With a sudden lurch, his Jugger slide forward as the gravity well snapped shut.
In front of him, the Geburah loomed, its brilliant white armor gleaming against the black backdrop of deep space. Underneath where the white armor plating parted, thousands of black spires twisted and turned like enormous tentacles. From this distance, it looked as though a cloud of dust was pouring from the spires as the Geburah launched ship after ship from its internal stockpile.
David twisted his head, cracking his neck. Shaking the nerves from his fingers, he fired up his weapons systems.
“You need to get what’s left of the fleet out of here, sir.”
Two kether class fighters locked in on his location, their tangled, twisted net of wings turning to attack position.
David kicked forward, his Jugger following his every move like a graceful metallic dancer.

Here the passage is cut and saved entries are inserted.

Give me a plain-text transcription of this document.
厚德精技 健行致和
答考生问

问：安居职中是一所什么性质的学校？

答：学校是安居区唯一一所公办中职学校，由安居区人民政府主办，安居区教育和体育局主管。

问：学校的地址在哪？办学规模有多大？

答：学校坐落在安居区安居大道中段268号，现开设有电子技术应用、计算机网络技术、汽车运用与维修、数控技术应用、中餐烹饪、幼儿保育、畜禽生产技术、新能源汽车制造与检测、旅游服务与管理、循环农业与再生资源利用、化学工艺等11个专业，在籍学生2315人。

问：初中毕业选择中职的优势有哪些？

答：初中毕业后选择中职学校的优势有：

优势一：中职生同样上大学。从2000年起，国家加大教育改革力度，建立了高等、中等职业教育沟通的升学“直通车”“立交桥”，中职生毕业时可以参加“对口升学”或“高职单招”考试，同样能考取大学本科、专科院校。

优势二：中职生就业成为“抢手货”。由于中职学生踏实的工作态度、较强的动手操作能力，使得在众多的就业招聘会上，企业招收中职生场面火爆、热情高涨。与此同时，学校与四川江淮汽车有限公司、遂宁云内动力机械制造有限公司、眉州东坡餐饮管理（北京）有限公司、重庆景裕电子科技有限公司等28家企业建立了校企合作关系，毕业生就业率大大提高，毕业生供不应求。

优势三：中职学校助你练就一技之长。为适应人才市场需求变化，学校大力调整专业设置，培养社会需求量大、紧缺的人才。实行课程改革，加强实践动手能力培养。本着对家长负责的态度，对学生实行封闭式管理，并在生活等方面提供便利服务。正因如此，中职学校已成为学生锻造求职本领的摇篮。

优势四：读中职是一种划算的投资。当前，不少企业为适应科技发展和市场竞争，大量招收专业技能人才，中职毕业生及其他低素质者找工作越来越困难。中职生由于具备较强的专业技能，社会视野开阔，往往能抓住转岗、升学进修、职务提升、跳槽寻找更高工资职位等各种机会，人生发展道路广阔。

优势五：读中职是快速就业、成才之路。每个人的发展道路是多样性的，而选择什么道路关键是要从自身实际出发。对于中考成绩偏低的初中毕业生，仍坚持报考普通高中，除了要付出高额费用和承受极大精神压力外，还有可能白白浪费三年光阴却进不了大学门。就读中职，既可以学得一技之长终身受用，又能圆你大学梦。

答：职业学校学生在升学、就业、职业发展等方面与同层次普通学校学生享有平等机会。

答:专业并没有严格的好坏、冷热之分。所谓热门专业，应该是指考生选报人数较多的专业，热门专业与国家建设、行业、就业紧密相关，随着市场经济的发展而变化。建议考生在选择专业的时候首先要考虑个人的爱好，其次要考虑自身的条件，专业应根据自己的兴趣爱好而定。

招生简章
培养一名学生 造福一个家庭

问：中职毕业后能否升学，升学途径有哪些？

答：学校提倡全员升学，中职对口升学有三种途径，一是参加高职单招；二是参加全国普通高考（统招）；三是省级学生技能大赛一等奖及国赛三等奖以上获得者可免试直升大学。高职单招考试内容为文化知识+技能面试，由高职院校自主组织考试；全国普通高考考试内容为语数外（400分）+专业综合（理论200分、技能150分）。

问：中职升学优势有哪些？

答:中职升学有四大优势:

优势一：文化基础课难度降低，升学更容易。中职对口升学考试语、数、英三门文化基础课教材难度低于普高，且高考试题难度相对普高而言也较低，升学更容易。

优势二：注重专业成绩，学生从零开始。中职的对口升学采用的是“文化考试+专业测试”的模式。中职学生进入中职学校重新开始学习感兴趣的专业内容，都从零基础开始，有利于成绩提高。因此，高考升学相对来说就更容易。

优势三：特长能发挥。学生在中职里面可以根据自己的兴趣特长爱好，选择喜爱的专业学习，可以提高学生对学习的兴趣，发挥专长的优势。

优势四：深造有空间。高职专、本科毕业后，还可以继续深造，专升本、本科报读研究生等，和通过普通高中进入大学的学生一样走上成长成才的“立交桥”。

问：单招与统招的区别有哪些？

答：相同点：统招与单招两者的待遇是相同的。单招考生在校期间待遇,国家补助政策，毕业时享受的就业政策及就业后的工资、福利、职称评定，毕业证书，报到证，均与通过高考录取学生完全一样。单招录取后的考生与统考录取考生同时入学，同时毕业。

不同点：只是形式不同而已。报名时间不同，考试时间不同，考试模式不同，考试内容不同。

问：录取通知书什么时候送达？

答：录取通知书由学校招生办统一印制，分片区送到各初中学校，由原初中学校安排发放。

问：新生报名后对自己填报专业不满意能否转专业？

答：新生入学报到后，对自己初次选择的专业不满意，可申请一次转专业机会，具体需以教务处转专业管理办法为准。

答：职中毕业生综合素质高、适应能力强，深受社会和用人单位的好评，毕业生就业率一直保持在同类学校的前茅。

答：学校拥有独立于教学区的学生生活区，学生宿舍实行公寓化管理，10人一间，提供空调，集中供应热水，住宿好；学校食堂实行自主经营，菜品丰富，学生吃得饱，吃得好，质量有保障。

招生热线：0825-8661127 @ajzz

The kethers fired a battery of missiles which spiraled through the void towards him. Barreling low, he twisted through a small gap in the tight formation, swinging his blade in an arc, cutting the missiles in half.

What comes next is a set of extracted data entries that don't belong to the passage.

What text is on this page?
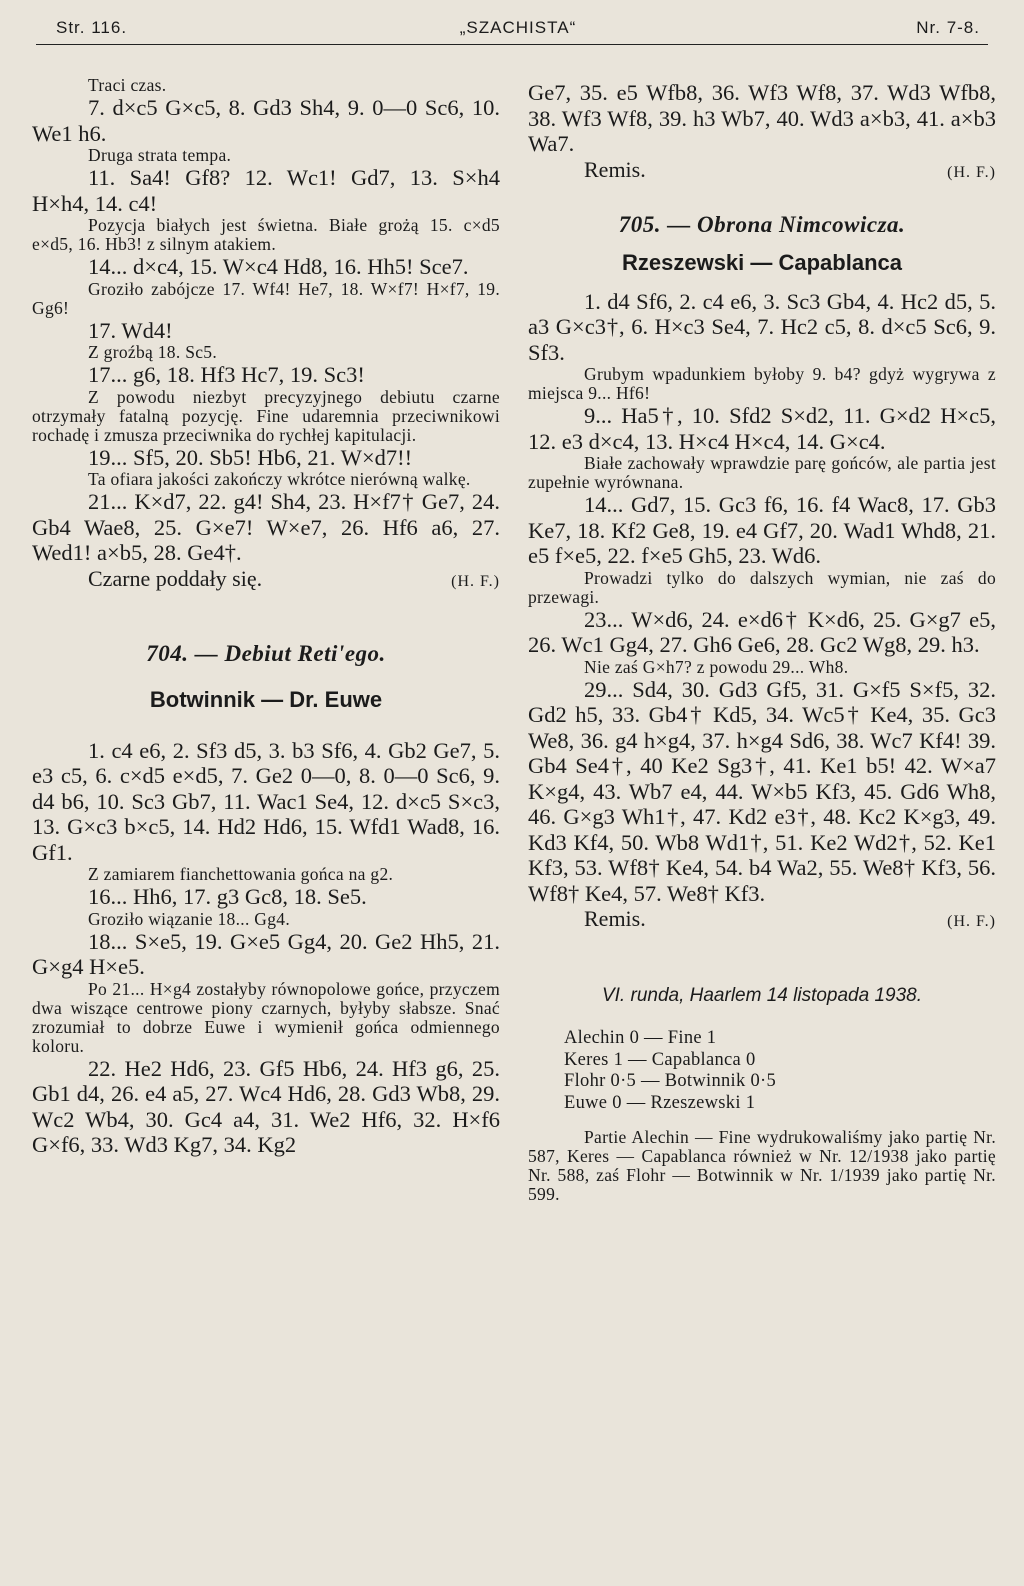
Str. 116.	„SZACHISTA“	Nr. 7-8.

Traci czas.

7. d×c5 G×c5, 8. Gd3 Sh4, 9. 0—0 Sc6, 10. We1 h6.

Druga strata tempa.

11. Sa4! Gf8? 12. Wc1! Gd7, 13. S×h4 H×h4, 14. c4!

Pozycja białych jest świetna. Białe grożą 15. c×d5 e×d5, 16. Hb3! z silnym atakiem.

14... d×c4, 15. W×c4 Hd8, 16. Hh5! Sce7.

Groziło zabójcze 17. Wf4! He7, 18. W×f7! H×f7, 19. Gg6!

17. Wd4!

Z groźbą 18. Sc5.

17... g6, 18. Hf3 Hc7, 19. Sc3!

Z powodu niezbyt precyzyjnego debiutu czarne otrzymały fatalną pozycję. Fine udaremnia przeciwnikowi rochadę i zmusza przeciwnika do rychłej kapitulacji.

19... Sf5, 20. Sb5! Hb6, 21. W×d7!!

Ta ofiara jakości zakończy wkrótce nierówną walkę.

21... K×d7, 22. g4! Sh4, 23. H×f7† Ge7, 24. Gb4 Wae8, 25. G×e7! W×e7, 26. Hf6 a6, 27. Wed1! a×b5, 28. Ge4†.

Czarne poddały się.	(H. F.)

704. — Debiut Reti'ego.

Botwinnik — Dr. Euwe

1. c4 e6, 2. Sf3 d5, 3. b3 Sf6, 4. Gb2 Ge7, 5. e3 c5, 6. c×d5 e×d5, 7. Ge2 0—0, 8. 0—0 Sc6, 9. d4 b6, 10. Sc3 Gb7, 11. Wac1 Se4, 12. d×c5 S×c3, 13. G×c3 b×c5, 14. Hd2 Hd6, 15. Wfd1 Wad8, 16. Gf1.

Z zamiarem fianchettowania gońca na g2.

16... Hh6, 17. g3 Gc8, 18. Se5.

Groziło wiązanie 18... Gg4.

18... S×e5, 19. G×e5 Gg4, 20. Ge2 Hh5, 21. G×g4 H×e5.

Po 21... H×g4 zostałyby równopolowe gońce, przyczem dwa wiszące centrowe piony czarnych, byłyby słabsze. Snać zrozumiał to dobrze Euwe i wymienił gońca odmiennego koloru.

22. He2 Hd6, 23. Gf5 Hb6, 24. Hf3 g6, 25. Gb1 d4, 26. e4 a5, 27. Wc4 Hd6, 28. Gd3 Wb8, 29. Wc2 Wb4, 30. Gc4 a4, 31. We2 Hf6, 32. H×f6 G×f6, 33. Wd3 Kg7, 34. Kg2

Ge7, 35. e5 Wfb8, 36. Wf3 Wf8, 37. Wd3 Wfb8, 38. Wf3 Wf8, 39. h3 Wb7, 40. Wd3 a×b3, 41. a×b3 Wa7.

Remis.	(H. F.)

705. — Obrona Nimcowicza.

Rzeszewski — Capablanca

1. d4 Sf6, 2. c4 e6, 3. Sc3 Gb4, 4. Hc2 d5, 5. a3 G×c3†, 6. H×c3 Se4, 7. Hc2 c5, 8. d×c5 Sc6, 9. Sf3.

Grubym wpadunkiem byłoby 9. b4? gdyż wygrywa z miejsca 9... Hf6!

9... Ha5†, 10. Sfd2 S×d2, 11. G×d2 H×c5, 12. e3 d×c4, 13. H×c4 H×c4, 14. G×c4.

Białe zachowały wprawdzie parę gońców, ale partia jest zupełnie wyrównana.

14... Gd7, 15. Gc3 f6, 16. f4 Wac8, 17. Gb3 Ke7, 18. Kf2 Ge8, 19. e4 Gf7, 20. Wad1 Whd8, 21. e5 f×e5, 22. f×e5 Gh5, 23. Wd6.

Prowadzi tylko do dalszych wymian, nie zaś do przewagi.

23... W×d6, 24. e×d6† K×d6, 25. G×g7 e5, 26. Wc1 Gg4, 27. Gh6 Ge6, 28. Gc2 Wg8, 29. h3.

Nie zaś G×h7? z powodu 29... Wh8.

29... Sd4, 30. Gd3 Gf5, 31. G×f5 S×f5, 32. Gd2 h5, 33. Gb4† Kd5, 34. Wc5† Ke4, 35. Gc3 We8, 36. g4 h×g4, 37. h×g4 Sd6, 38. Wc7 Kf4! 39. Gb4 Se4†, 40 Ke2 Sg3†, 41. Ke1 b5! 42. W×a7 K×g4, 43. Wb7 e4, 44. W×b5 Kf3, 45. Gd6 Wh8, 46. G×g3 Wh1†, 47. Kd2 e3†, 48. Kc2 K×g3, 49. Kd3 Kf4, 50. Wb8 Wd1†, 51. Ke2 Wd2†, 52. Ke1 Kf3, 53. Wf8† Ke4, 54. b4 Wa2, 55. We8† Kf3, 56. Wf8† Ke4, 57. We8† Kf3.

Remis.	(H. F.)

VI. runda, Haarlem 14 listopada 1938.

Alechin 0 — Fine 1

Keres 1 — Capablanca 0

Flohr 0·5 — Botwinnik 0·5

Euwe 0 — Rzeszewski 1

Partie Alechin — Fine wydrukowaliśmy jako partię Nr. 587, Keres — Capablanca również w Nr. 12/1938 jako partię Nr. 588, zaś Flohr — Botwinnik w Nr. 1/1939 jako partię Nr. 599.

Pushing forward, he fired a quick succession of rounds from his particle cannon, which melted through the body of the first kether, cooking the crew inside.

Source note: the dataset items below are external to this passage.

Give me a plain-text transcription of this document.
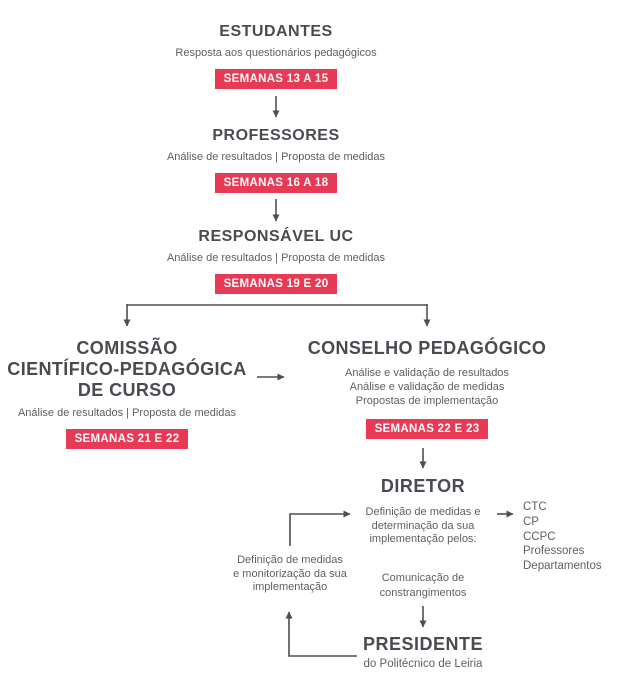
ESTUDANTES
Resposta aos questionários pedagógicos
SEMANAS 13 A 15
PROFESSORES
Análise de resultados | Proposta de medidas
SEMANAS 16 A 18
RESPONSÁVEL UC
Análise de resultados | Proposta de medidas
SEMANAS 19 E 20
COMISSÃO
CIENTÍFICO-PEDAGÓGICA
DE CURSO
Análise de resultados | Proposta de medidas
SEMANAS 21 E 22
CONSELHO PEDAGÓGICO
Análise e validação de resultados
Análise e validação de medidas
Propostas de implementação
SEMANAS 22 E 23
DIRETOR
Definição de medidas e
determinação da sua
implementação pelos:
CTC
CP
CCPC
Professores
Departamentos
Comunicação de
constrangimentos
PRESIDENTE
do Politécnico de Leiria
Definição de medidas
e monitorização da sua
implementação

Grabbing the wing of the second ship with the enormous Jugger hand, his blade slid easily through its reenforced hull, slicing it cleanly in half.
The molten edges of the once solid ship glowed a brilliant orange as half of the ship drifted aimlessly away from him.
Twisting, he tossed the chunk of ship that he still held into a third kether as it approached.
“David, what the hell are you doing?”
He grimaced as a missile slammed into the torso of his Jugger. The force rattled his teeth. Seven more kethers. He hoped they’d keep sending small forces his way; maybe he could bleed them dry.
“Sir, you’ve got to get out of here. I don’t know how much longer I can keep them busy.”
Three more kethers exploded in a rapid succession of particle cannon volleys as he skimmed below their line of fire.
He smirked. Must be Valaphar pilots. The Ralyians were accustomed to fighting in three dimensions, having evolved in the deep oceans. The Valaphar were much more similar to humans, and the adjustment from two dimensional to three dimensional combat did not come as naturally.
Thrusting upward with his blade, he made short work of the remaining ships.
Turning to gather his bearings, his face blanched. Drifting towards him, tentacles writhing in the vacuum, was the Azrael answer to the Juggers.
A Xaphan.
Bigger than even his enormous machine, these creatures, a grotesque merging of biology and machine, were bred for war. The bloated monstrosity sailed gracelessly through the void, its clawed arms and legs lurching and snapping hungrily.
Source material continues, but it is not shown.